Lucky for us, all four towns were substantial enough to attract the Sanborn Insurance Map Co. in the early 1900s. Auburn pre-dates the railroad; its Old Town and Chinatown grew up with a knot of streets around the handsome courthouse; the town grew north to meet the railroad (and then, to add to the town's tangle, the second SP RR main line ran along the opposite side of town). Several Japanese American sites, including Tsuda's Grocery and the Auburn Buddhist Church, were located in or near the existing Chinatown.

Loomis, Penryn, and Newcastle's tiny downtowns are pressed up against the railroad right of way, with sidings and fruit packing sheds on whatever flat ground was available. The Sanborn map for Newcastle shows a small, densely packed Chinatown on the opposite side of the fruit packing sheds from the main town; by the 1920s there was apparently a Japanese school, store, and boarding house there. The old Chinatown is now mostly covered by the I-80 interchange).

In Penryn, the Japantown was on Penryn Road, east of downtown – the Sanborn maps miss showing them by about half a block.The old Buddhist Church remains today (used by a Hispanic church), the former JA business district was across the road; Google satellite photos don't reveal anything that looks like an old commercial district, just a couple newer houses.
One account says many of the Japntown buildings were burned as the owners passed away (in the tradition of rural fire departments using donated, disused buildings for fire practice).

In Loomis, for once, the terrain is flat enough to accomodate an orderly street grid parallel with the railroad.

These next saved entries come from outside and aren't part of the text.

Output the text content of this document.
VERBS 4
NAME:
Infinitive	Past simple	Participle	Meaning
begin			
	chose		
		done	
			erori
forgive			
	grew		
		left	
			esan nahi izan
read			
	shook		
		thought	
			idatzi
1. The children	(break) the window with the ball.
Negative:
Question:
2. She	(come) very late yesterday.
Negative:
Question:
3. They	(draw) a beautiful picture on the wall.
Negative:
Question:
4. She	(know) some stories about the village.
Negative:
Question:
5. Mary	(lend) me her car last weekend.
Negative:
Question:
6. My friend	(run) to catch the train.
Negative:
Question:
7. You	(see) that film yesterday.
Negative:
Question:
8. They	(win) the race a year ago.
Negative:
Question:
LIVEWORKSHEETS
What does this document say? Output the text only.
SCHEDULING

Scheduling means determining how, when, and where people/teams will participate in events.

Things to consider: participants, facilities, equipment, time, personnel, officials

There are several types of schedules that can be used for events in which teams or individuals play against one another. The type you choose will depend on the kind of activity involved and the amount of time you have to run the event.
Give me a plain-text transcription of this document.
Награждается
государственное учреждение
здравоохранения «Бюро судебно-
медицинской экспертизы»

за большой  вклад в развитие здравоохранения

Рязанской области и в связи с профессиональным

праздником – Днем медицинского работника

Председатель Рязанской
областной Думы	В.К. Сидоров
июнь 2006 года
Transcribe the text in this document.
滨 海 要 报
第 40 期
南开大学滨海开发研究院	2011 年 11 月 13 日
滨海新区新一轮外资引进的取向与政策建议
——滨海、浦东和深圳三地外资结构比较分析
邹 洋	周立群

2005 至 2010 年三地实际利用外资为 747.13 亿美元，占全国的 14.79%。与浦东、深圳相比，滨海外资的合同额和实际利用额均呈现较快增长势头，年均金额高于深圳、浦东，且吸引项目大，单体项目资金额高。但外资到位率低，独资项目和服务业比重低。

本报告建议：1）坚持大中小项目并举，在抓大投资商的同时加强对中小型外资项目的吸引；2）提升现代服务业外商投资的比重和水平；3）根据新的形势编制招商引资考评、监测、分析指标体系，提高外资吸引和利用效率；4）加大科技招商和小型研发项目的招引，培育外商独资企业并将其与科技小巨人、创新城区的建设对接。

David Unruhe notes the JA businesses were integrated with the rest of town, and indeed the Mutual Supply Co. was within a half block of the railroad on the main cross-road through town. On the other hand, the founders of the First United Methodist Church chose to purchase a large plot of land far outside town (perhaps central to nearby farms), and supported the church by growing crops on the surrounding 10 acres. (http://www.fumc-loomis.org/history.htm)

The overview map lists the handful of known Japanese American sites corresponding with the photo tour. We've also listed the fruit packing companies shown on the Sanborn maps (thin black type). We don't know if any of these companies were Japanese American-owned; there was clearly a wide diversity of European American surnames! As David notes, these packing operations were major summer employers for Japanese American young adults in the mid 20th century.

The green-shaded orchard district is traced from my old, trusty DeLorme Northern California Atlas. Look for a comparable orchard area nearby (up or down slope, or north or south along the foothills) and you won't find another district that jumps out so boldly. I have no idea what date the USGS maps are that DeLorme used for their treecover, but probably the 1960s. I'm guessing a similar area of orchards existed in 1940. Fast-forward to today and what do we find? David Unruhe uses the past tense to describe the area's agricultural heritage, and driving around (or snooping around on Google's satellite views, orchards (while not entirely gone) are giving way to malls and ranchettes.